T-S模糊非线性系统的几个控制理论问题研究

Although it makes great progress on researching T-S fuzzy nonlinear systems, there are few results of controllability in terms of Lie algebra due to its difficulties. And all results reported up to now are sufficient but not necessary due to nonlinearity of this class of systems. For this reason, it is necessary to develop some new approaches for improving these sufficient results. This project deals with some challenging problems of T-S model based on nonlinear systems. Among these are characterizing controllability in terms of Lie algebra which is based on existence of the largest integral sub-manifold; establishing stability conditions with less conservativeness combining fuzzy Lyapunov functions (of convex combination, of homogeneous polynomial and of line integral types) with the tensor product technique for handling the multi-convex combination matrix inequality of fuzzy sum; developing control and filtering algorithms via quadratic programming with the help of the technique for transforming closed-loop conditions in view of some new equivalent relation for decoupling matrices as well as the more general closed-loop conditions proposed. If possible, these analysis and synthesis approaches proposed can be extended to muti-dimensional discrete T-S fuzzy nonlinear systems. Also, making use of the T-S modeling approach, these control and filtering algorithms may be used to deal with some real world systems such as tunnel diode circuit systems, chaotic Lorenz systems as well as multi-scale control and filtering problems for some classes of cooperation targets in space. This project will complete and develop the theory of T-S fuzzy nonlinear systems, and also is of potential practical values in real control engineering such as in electronic industry as well as in aeronautics and space industry.
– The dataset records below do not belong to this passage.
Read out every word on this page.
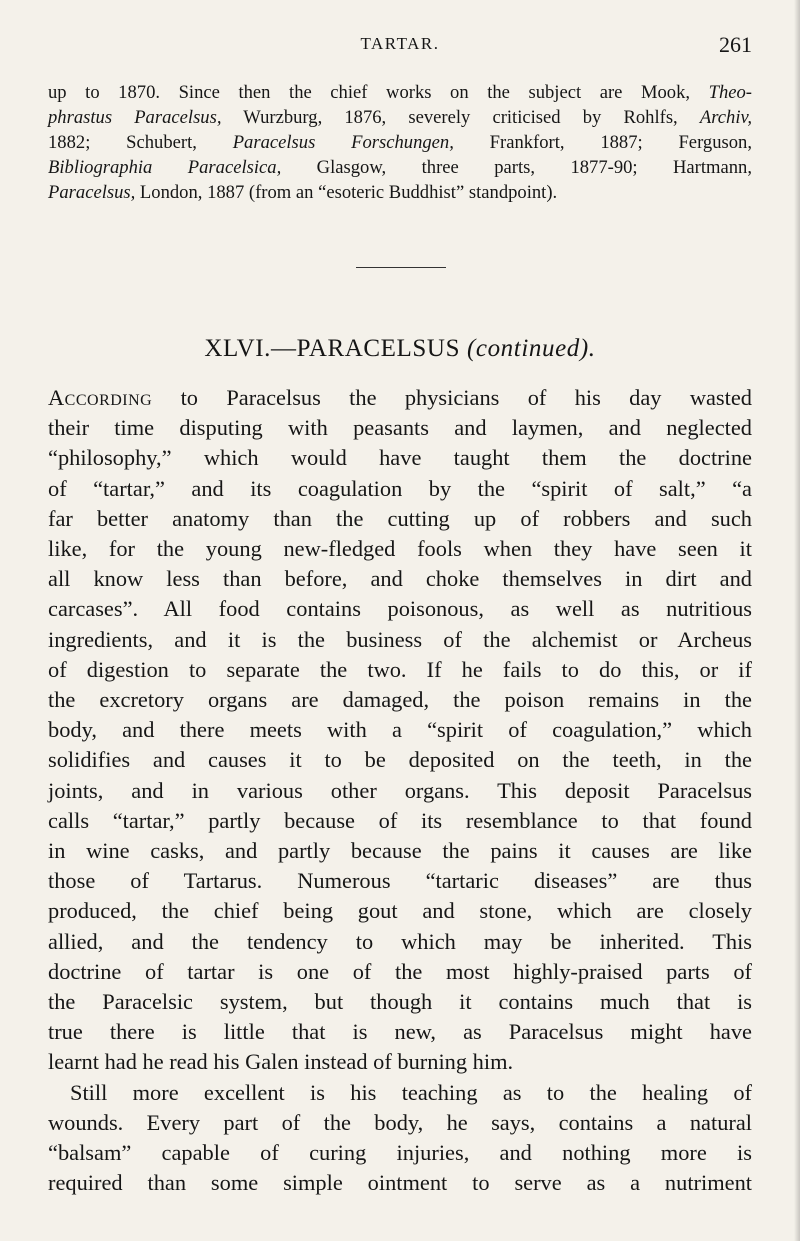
TARTAR.	261
up to 1870. Since then the chief works on the subject are Mook, Theo-
phrastus Paracelsus, Wurzburg, 1876, severely criticised by Rohlfs, Archiv,
1882; Schubert, Paracelsus Forschungen, Frankfort, 1887; Ferguson,
Bibliographia Paracelsica, Glasgow, three parts, 1877-90; Hartmann,
Paracelsus, London, 1887 (from an “esoteric Buddhist” standpoint).
XLVI.—PARACELSUS (continued).
According to Paracelsus the physicians of his day wasted
their time disputing with peasants and laymen, and neglected
“philosophy,” which would have taught them the doctrine
of “tartar,” and its coagulation by the “spirit of salt,” “a
far better anatomy than the cutting up of robbers and such
like, for the young new-fledged fools when they have seen it
all know less than before, and choke themselves in dirt and
carcases”. All food contains poisonous, as well as nutritious
ingredients, and it is the business of the alchemist or Archeus
of digestion to separate the two. If he fails to do this, or if
the excretory organs are damaged, the poison remains in the
body, and there meets with a “spirit of coagulation,” which
solidifies and causes it to be deposited on the teeth, in the
joints, and in various other organs. This deposit Paracelsus
calls “tartar,” partly because of its resemblance to that found
in wine casks, and partly because the pains it causes are like
those of Tartarus. Numerous “tartaric diseases” are thus
produced, the chief being gout and stone, which are closely
allied, and the tendency to which may be inherited. This
doctrine of tartar is one of the most highly-praised parts of
the Paracelsic system, but though it contains much that is
true there is little that is new, as Paracelsus might have
learnt had he read his Galen instead of burning him.
Still more excellent is his teaching as to the healing of
wounds. Every part of the body, he says, contains a natural
“balsam” capable of curing injuries, and nothing more is
required than some simple ointment to serve as a nutriment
T-S模糊非线性系统研究虽取得了重要进展，由于难度大用李代数研究其可控性仅有极少结果，因其非线性特性，现有结果都是充分而非必要的，需要寻求新方法改进这些结果。本项目将研究这一方向中几个重要且具有一定难度的问题。内容包括利用李代数方法基于状态空间最大积分子流型的存在性建立用可达李代数表征的系统可控性条件；用模糊Lyapunov 函数（多重凸组合、齐次多项式、线积分型）与关于模糊和的多重凸组合矩阵不等式张量积处理技术相结合方法建立更具一般性的稳定性条件；基于新的保守性小的闭环条件，结合关于解耦矩阵的等价关系变换闭环条件技术，用二次规划方法设计控制和滤波算法；将得到结果推广到多维T-S模糊非线性系统；并应用T-S模型方法研究隧道二极管电路、洛伦兹混沌系统及几类空间合作目标多尺度控制和滤波问题。项目成果将完善和发展T-S模糊系统理论，在实际控制工程特别是电力电子产业和航空航天等领域有潜在应用价值。

本项目研究了T-S模型非线性系统的稳定性分析以及控制器和滤波器设计问题，由于其非线性的特性，现有结果都是充分而非必要的。基于新的思路和新型的数学工具，研究了这一方向中几个重要且具有一定难度的问题，从而对以往的结果进行了改进。主要内容包括；用模糊Lyapunov函数（多重凸组合、线积分型）与关于模糊和的多重凸组合的矩阵不等式张量积相结合的方法建立更具一般性的稳定性条件；基于新的保守性小的闭环条件，结合关于解耦矩阵的等价关系变换闭环条件技术，用二次规划方法设计控制和滤波算法；将结果推广到多维T-S模糊非线性系统。通过四年的研究，本项目的研究目标已基本达到。主要研究成果已在系统与控制学术期刊和学术会议上发表论文24篇，其中SCI收录期刊论文5篇，SCI在审4篇，EI收录论文9篇。本项目已培养研青年教师2名，毕业研究生20名，在读6名。